A further complication is Twenty20's inherent unpredictability, its mixing of the sublime and the ridiculous. When commentators hype a batsman up for consecutive boundaries only to watch him perish to an imbecile smear, or praise a bowler to the skies for four dot-balls, then see him smacked into orbit twice while closing the over out, they subtly erode their own authority - such authority as they had, anyway.
The television commentator has always been sensitively placed. His network has paid good money to broadcast, and thus has an interest in the game being perceived as representing high-quality excitement - even when it is not. Richie Benaud didn't become His Richieness by saying: "This is a boring game between two mediocre teams and represents an ideal opportunity for you to go mow the lawn."

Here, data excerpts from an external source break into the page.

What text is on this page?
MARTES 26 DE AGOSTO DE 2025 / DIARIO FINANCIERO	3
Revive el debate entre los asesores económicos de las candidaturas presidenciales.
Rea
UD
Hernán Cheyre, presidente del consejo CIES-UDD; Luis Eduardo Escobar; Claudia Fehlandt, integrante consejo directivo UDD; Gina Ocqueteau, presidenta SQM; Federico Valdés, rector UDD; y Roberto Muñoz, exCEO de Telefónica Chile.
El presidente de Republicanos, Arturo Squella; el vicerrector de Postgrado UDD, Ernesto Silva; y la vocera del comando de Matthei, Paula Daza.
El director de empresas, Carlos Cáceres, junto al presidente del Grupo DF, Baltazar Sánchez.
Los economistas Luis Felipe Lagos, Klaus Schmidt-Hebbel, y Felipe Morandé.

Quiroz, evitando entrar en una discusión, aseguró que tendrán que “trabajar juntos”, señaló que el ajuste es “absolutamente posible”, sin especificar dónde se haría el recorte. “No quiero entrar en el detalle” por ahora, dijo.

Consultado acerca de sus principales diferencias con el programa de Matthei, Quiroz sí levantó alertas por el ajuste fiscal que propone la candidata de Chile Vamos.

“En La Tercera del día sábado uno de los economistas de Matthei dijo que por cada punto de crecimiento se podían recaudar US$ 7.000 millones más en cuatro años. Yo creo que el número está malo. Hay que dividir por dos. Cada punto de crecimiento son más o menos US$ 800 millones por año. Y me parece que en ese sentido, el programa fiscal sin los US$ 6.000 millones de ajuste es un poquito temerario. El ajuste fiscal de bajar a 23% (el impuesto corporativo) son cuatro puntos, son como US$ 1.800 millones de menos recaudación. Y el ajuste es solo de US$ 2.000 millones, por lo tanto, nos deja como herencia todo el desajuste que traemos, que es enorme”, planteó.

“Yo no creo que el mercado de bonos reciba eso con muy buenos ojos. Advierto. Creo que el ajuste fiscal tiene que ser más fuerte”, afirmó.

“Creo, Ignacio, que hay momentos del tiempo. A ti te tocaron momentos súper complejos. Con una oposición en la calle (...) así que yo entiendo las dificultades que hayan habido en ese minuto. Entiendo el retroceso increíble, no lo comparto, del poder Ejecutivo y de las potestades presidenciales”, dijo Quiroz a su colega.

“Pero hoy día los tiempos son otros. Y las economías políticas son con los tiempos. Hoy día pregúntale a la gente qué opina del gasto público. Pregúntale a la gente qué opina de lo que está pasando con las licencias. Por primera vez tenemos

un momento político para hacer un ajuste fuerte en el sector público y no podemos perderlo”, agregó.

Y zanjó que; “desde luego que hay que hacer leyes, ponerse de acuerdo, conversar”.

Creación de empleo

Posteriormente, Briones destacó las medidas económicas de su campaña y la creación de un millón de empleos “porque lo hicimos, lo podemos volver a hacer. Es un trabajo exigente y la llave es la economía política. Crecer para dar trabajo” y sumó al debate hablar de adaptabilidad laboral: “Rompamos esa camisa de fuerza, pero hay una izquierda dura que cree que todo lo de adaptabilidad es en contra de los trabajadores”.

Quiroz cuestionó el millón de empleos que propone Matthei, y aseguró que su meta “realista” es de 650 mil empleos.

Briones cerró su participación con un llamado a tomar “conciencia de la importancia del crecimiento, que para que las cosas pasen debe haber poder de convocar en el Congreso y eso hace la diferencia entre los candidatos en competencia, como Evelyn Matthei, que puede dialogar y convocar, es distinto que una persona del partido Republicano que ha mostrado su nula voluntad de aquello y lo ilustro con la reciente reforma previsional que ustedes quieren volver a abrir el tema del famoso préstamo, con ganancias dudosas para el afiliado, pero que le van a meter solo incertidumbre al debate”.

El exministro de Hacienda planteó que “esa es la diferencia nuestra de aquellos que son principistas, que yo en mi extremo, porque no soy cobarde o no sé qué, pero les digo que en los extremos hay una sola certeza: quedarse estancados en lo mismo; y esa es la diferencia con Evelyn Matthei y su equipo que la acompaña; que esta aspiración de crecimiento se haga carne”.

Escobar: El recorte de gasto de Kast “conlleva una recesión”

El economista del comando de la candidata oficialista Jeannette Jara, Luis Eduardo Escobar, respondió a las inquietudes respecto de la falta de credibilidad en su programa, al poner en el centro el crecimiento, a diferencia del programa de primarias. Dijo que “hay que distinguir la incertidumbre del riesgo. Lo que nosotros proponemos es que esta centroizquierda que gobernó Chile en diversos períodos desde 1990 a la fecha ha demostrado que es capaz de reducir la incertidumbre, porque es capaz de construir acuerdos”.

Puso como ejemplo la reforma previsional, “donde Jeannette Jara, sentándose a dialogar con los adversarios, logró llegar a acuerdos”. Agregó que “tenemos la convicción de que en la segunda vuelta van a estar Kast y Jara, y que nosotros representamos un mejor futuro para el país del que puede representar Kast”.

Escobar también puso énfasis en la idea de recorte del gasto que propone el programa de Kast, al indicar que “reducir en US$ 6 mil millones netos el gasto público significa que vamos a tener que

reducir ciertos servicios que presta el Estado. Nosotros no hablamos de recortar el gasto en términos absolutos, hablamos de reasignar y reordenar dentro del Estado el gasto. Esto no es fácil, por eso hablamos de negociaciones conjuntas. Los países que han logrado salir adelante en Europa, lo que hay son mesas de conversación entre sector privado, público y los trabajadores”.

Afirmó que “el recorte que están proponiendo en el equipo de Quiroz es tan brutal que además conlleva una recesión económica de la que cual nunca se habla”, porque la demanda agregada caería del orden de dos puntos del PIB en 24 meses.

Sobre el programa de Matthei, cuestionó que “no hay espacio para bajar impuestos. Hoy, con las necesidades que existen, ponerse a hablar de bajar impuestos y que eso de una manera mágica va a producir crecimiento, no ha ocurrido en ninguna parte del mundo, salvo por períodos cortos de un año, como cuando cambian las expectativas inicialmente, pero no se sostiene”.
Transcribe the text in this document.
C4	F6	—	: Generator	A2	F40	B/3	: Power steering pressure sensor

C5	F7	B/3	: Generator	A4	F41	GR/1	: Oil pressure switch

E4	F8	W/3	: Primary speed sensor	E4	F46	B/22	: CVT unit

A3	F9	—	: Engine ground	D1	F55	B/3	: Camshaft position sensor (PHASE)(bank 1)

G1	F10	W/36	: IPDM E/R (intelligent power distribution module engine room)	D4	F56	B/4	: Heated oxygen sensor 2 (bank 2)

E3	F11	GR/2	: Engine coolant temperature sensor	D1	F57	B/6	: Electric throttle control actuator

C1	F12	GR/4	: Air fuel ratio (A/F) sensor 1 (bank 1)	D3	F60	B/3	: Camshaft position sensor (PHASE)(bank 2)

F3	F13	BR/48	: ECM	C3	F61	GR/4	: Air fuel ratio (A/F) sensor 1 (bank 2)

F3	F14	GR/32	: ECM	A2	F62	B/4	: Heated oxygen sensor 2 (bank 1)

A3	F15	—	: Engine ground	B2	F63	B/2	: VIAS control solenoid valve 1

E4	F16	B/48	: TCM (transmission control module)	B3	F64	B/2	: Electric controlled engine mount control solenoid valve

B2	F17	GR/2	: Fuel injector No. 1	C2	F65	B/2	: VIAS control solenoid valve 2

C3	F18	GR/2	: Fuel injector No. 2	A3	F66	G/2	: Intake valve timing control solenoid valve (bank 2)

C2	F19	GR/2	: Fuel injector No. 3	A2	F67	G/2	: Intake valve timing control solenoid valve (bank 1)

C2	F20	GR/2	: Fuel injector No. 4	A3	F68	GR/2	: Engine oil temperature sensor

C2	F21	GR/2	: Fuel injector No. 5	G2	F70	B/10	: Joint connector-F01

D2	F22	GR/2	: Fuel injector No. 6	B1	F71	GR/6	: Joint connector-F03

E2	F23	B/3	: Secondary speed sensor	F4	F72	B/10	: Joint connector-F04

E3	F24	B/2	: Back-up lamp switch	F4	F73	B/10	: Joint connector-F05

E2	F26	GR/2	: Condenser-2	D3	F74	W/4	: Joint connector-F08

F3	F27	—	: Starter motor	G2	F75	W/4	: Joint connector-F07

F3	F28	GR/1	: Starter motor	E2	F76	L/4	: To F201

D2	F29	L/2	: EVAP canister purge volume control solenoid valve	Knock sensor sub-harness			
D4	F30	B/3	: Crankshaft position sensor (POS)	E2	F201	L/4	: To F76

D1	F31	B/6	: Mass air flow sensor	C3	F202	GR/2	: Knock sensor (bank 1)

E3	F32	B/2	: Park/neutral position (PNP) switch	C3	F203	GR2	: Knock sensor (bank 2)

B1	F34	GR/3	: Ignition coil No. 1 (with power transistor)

With Twenty20, however, there is the added imperative of promoting a format in which exorbitant sums and giddying hopes have been invested. The consumer has not just to be sold the game he is watching, but the Twenty20 concept in general; persuaded that he is witness not just to a contest of teams, but a contest of genres, with Modi responsible for the most exciting breakthrough since penicillin. It forces the commentator even further from the ideal perspective of disinterested critic, bringing to bear a weight of experience and a talent for observation; it reduces him to sideshow huckster, flogging the game like a patent medicine from the back of his covered wagon.
Nor am I sure it ultimately does the sponsors much good either. There are two sides to brand recognition: one where the sponsor's name conjures up warm and positive associations; another where it stirs irritation and objection, as a result, perhaps, of incessant, cloying, annoying repetition. So, yes, we now know which sponsors to find, and also, if so moved, those to avoid.